Court Curtails Reach of Troublesome TCCWNA Claims
May 18, 2018
Medical practice successfully defeats class action
When does breaking the law violate a “clearly established right” of a consumer? And does a consumer need to suffer actual harm to be “aggrieved”?
These are the two questions the New Jersey Supreme Court recently answered in a highly-anticipated decision involving the Truth-in-Consumer Contract, Warranty and Notice Act (TCCWNA). This 1981 statute – which prohibits businesses from including terms in a contract or notice that violate a “clearly established right” of a consumer – has become a favorite tool of the plaintiffs’ class action bar, who have exploited its broad language and $100 statutory damages provision to bring novel class cases. There has been an explosion in its use lately to target notices and terms and conditions on retail websites.
Since these seemingly straightforward issues were unsettled, they came to the Court as certified questions from the Third Circuit Court of Appeals. TCCWNA does not define “clearly established” or “aggrieved,” and this lack of statutory guidance led to conflicting lower court decisions at both the state and federal level.
The Court in Spade v. Select Comfort Corp., found that an affirmative violation of a regulation governing the delivery of household furniture was a violation of a “clearly established right.” In other words, if a business includes language in a contract or notice that violates a clear regulation, this is enough to trigger TCCWNA’s protections. The Court also found that a consumer must suffer actual harm to be considered “aggrieved.”
Our client, a medical practice, recently confronted a variation of the second issue in successfully defeating a class action. Just like Spade, the case tested the limits of what it means to be an “aggrieved consumer” under TCCWNA. The basic question in our client’s case was: Can a consumer sue her doctor for charging an allegedly excessive fee to obtain a copy of her medical records when it was the consumer’s personal injury attorney who requested – and paid for – the records? The court said no.
In granting summary judgment in favor of our client, the trial court noted that TCCWNA only applies to a “consumer,” a term specifically defined as an “individual who buys, leases, borrows, or bails any money, property or service.” This definition does not extend to a party’s “agents” or “legal representatives,” unlike other prominent consumer protection statutes like the New Jersey Consumer Fraud Act. The court then found that, since the consumer herself had not paid for the records or agreed to reimburse her attorney, she was not an “aggrieved consumer” under TCCWNA.
The result reached by the court – which occurred before Spade was decided – was prescient.

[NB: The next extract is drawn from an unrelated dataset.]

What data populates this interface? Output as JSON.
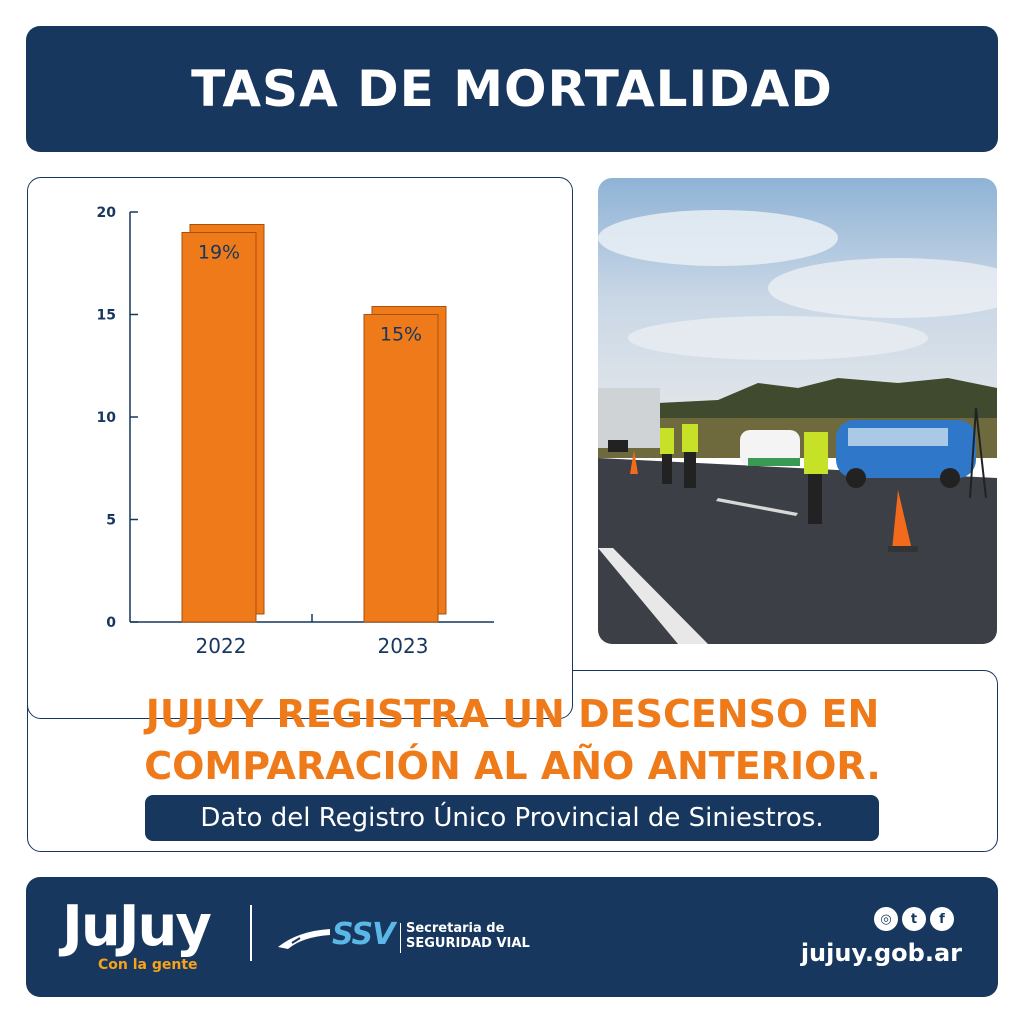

It is also consistent with the continued trend of state and federal courts curtailing TCCWNA’s reach. See, e.g., Dugan v. TGI Fridays, Inc., 231 N.J. 24 (2017) (limiting the circumstances under which a TCCWNA class action may be certified). This trend will likely continue, and Spade in particular will limit the use of the statute in “no injury” cases or those involving questionable allegations of harm. However, TCCWNA remains a formidable compliance hurdle that can result in large fines, and businesses should continue to review consumer-facing materials and websites to make sure they are up-to-date with applicable law.
Thomas Kamvosoulis, Counsel, and Lucas Markowitz, Associate, also contributed to this article.